Jarum jam di dinding menunjuk angka sebelas. Kajian berakhir satu jam yang lalu. Kini Shofia dan Khodijah sedang berkutat di dapur bersama Marni, Asri dan Ani. Hari ini semua anggota keluarga ndalem berkumpul. Ada Gus Raffa dan istri, Ning Halida serta Gus Athar putranya. Syifa dan Khalwa pun turut hadir. Sabtu sore mereka tiba di pesantren, dan Senin pagi harus kembali ke pesantren di mana mereka menimba ilmu. Abah Yahya sengaja meminta izin kepada kyai pengasuh pesantren mereka agar bisa memberikan izin untuk pulang walau sehari. Karena rupanya sang kyai sedang didera kerinduan yang mendalam pada kedua putrinya.
Khalwa duduk di bangku SMA, sedang Syifa kuliah di salah satu perguruan tinggi di Surabaya. Mereka sama-sama mondok di pesantren yang sama.
"Mbak Shofia, lihat tuh. Mas Sulthan udah pantes jadi bapak kan?" Celetuk Syifa di sela-sela kegiatannya menikmati sebungkus kripik kentang di tangannya. Shofia yang tengah menata makanan di meja makan pun menoleh. Dilihatnya Ning putri ketiga dari Abah Yahya itu yang tengah duduk di karpet bersama Khalwa, sedang Abah, Umi dan Gus Raffa juga Ning Halida tak ketinggalan Gus Sulthan duduk di atas sofa. Gus itu tengah memangku keponakannya, Athar. Khalwa berada di karpet mencoba ngobrol dengan Athar dengan bahasa bayi.

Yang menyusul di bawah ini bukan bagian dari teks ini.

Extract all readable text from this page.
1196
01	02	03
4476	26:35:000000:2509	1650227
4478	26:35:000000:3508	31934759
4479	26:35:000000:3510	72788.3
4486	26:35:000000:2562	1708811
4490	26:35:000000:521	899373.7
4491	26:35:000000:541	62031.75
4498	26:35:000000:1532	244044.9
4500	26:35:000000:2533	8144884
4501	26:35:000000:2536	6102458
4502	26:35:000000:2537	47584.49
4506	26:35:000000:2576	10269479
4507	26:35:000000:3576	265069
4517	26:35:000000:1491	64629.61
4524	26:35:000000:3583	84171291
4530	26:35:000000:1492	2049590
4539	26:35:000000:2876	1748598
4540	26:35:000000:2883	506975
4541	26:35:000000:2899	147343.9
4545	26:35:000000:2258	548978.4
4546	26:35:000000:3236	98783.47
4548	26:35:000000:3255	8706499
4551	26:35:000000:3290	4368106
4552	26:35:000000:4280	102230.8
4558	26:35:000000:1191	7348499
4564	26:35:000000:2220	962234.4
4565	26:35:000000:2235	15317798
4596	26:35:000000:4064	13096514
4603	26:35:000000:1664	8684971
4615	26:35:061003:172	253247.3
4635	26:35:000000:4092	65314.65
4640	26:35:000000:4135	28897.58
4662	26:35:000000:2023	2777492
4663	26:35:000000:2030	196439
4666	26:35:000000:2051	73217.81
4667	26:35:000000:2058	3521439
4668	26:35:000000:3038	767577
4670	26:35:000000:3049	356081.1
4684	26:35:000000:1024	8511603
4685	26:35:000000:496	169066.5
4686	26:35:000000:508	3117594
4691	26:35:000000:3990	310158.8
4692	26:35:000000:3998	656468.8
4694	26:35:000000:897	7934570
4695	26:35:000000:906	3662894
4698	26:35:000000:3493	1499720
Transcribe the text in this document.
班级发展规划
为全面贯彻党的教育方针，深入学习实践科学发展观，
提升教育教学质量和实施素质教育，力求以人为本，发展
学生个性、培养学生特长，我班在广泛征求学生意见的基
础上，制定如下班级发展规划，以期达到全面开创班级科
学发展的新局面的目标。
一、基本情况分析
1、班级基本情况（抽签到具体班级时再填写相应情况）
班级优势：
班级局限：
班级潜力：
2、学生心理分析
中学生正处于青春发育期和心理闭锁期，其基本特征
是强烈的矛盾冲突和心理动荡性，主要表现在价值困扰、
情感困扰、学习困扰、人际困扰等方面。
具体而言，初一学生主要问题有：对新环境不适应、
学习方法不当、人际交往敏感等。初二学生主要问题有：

Sulthan pura-pura abai, dan fokus pada Athar.
"Emang udah bapak-bapak kan?" Shofia menyahut jahil. Yang disambut tawa semua orang. Shofia dan Khodijah mondok sedari usia SMP hingga kuliah sampai mengajar pun di sini, itu sebabnya hubungan Shofia dan keluarga ndalem begitu dekat, itu mengapa Shofia tak segan bercanda di tengah keluarga kyainya.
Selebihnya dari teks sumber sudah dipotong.